By Scott Lewis.
The board of directors of the San Diego County Taxpayers Association voted to recommend removing or amending the People’s Ordinance — a unique law embedded in the City Charter that mandates the city pick up trash on city streets.
Since 1986, that has meant that the city collects trash from single-family homes but not from apartment or condo buildings or private streets and gated communities. Those multi-family units have had to contract with private companies to have their trash hauled away.
Charging single-family homeowners a fee or cutting off their city trash service and letting them contract on their own with private companies has been on the agenda of many organizations for years. But since the changes in 1986, it has never gotten traction.
The Taxpayers Association move could be the first in a series of interesting steps that might occur before the 2016 vote. Charging for trash pickup or saving the money the city spends on it could help pay for major infrastructure investments.
For as long as I’ve been a reporter here, there have been two distinct attacks on the People’s Ordinance: 1) it created inequity between single-family homeowners who don’t pay a fee and 2) unlike other area cities, San Diego was paying for trash pickup out of its general fund, leaving public safety and infrastructure short-changed while subsidizing the city’s most well-off residents.
“We see the People’s Ordinance as something that creates a subsidy. There’s never been a more appropriate time to remedy a situation that causes inequity,” said Mark Leslie, CEO of the Taxpayers Association. It was his 47-member board that recommended a change.

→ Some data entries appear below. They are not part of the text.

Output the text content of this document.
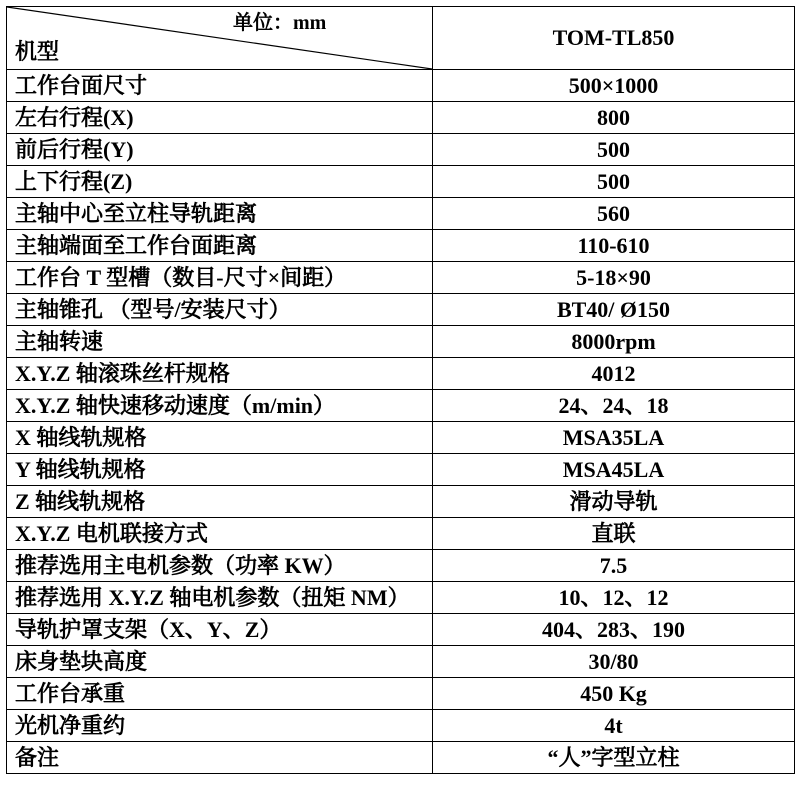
单位：mm
机型	TOM-TL850
工作台面尺寸	500×1000
左右行程(X)	800
前后行程(Y)	500
上下行程(Z)	500
主轴中心至立柱导轨距离	560
主轴端面至工作台面距离	110-610
工作台 T 型槽（数目-尺寸×间距）	5-18×90
主轴锥孔 （型号/安装尺寸）	BT40/ Ø150
主轴转速	8000rpm
X.Y.Z 轴滚珠丝杆规格	4012
X.Y.Z 轴快速移动速度（m/min）	24、24、18
X 轴线轨规格	MSA35LA
Y 轴线轨规格	MSA45LA
Z 轴线轨规格	滑动导轨
X.Y.Z 电机联接方式	直联
推荐选用主电机参数（功率 KW）	7.5
推荐选用 X.Y.Z 轴电机参数（扭矩 NM）	10、12、12
导轨护罩支架（X、Y、Z）	404、283、190
床身垫块高度	30/80
工作台承重	450 Kg
光机净重约	4t
备注	“人”字型立柱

Progressive and city workers union leaders have pushed for a change for years. In this post from 2009, Murtaza Baxamusamade the case that the city should allow apartment dwellers to choose to have the city come for their trash.
Almost half of San Diegans are renters. Why is the city excluding multifamily units from benefiting from the award-winning trash service that single-family units receive? If condos and apartments had the option of city-provided trash pickup, this would competitively drive down the cost of commercial pickup, which would in turn lower rents and homeowner association fees.
But a change could go a completely different way. If voters remove or amend the People’s Ordinance, the City Council could get the city out of the trash business entirely and privatize the whole system.
A move like that might free up $47 million a year the city could use on other priorities but it would meet stiff resistance, particularly from the blue-collar AFSCME Local 127 union, which includes trash services personnel.
In 2011, Randy Dotinga wrote a history of the People’s Ordinance. It passed overwhelmingly in 1919 but was overshadowed by a bitter race for mayor. And Liam Dillon did a San Diego Explained episode with NBC on the issue. Bonus: You get to see Dillon pallin’ aroundwith pigs.
About 60 percent of San Diego residents live in single-family homes and get the city’s service for trash pickup. About 40 percent live in the apartments and other multi-family units that require them to contract with a provider and pay the fee.
I asked Leslie if this was the beginning of an effort to find the money Councilman Mark Kersey will need for his promised infrastructure megabond, an effort to comprehensively address a multibillion-dollar backlog of needs for city buildings, streets, parks and other facilities.
“I wouldn’t say it’s in preparation for what Mark’s doing,” Leslie said. “We’re going to work together to come up with a rec of how to more appropriately handle trash collection.”
He said the point now was just to get people talking about the need to change the People’s Ordinance. And he said it could very well be on the 2016 ballot. Kersey has not committed to proposing a tax increase for his plan. Councilman Todd Gloria has supported that, and Councilwoman Lorie Zapf has said she might support letting voters decide whether they want to pay more for a major infrastructure plan.
As a line the City Charter, the People’s Ordinance can only be amended by a vote of the people. Council President Sherri Lightner is currently running a Charter Review Committee to suggest changes but this one hasn’t come up yet.
April Boling, a member of the Taxpayers Association board of directors, wouldn’t tell me how she voted. But she’s long been annoyed by suggestions that single-family homeowners don’t pay for their trash collection. They pay in property taxes.
“But it’s not clear to me why the city of San Diego is in the trash pickup business, period. There are a lot of other discussions we could have rather than start with the notion that the city must do trash collection and we should figure out how much to charge for it,” she said.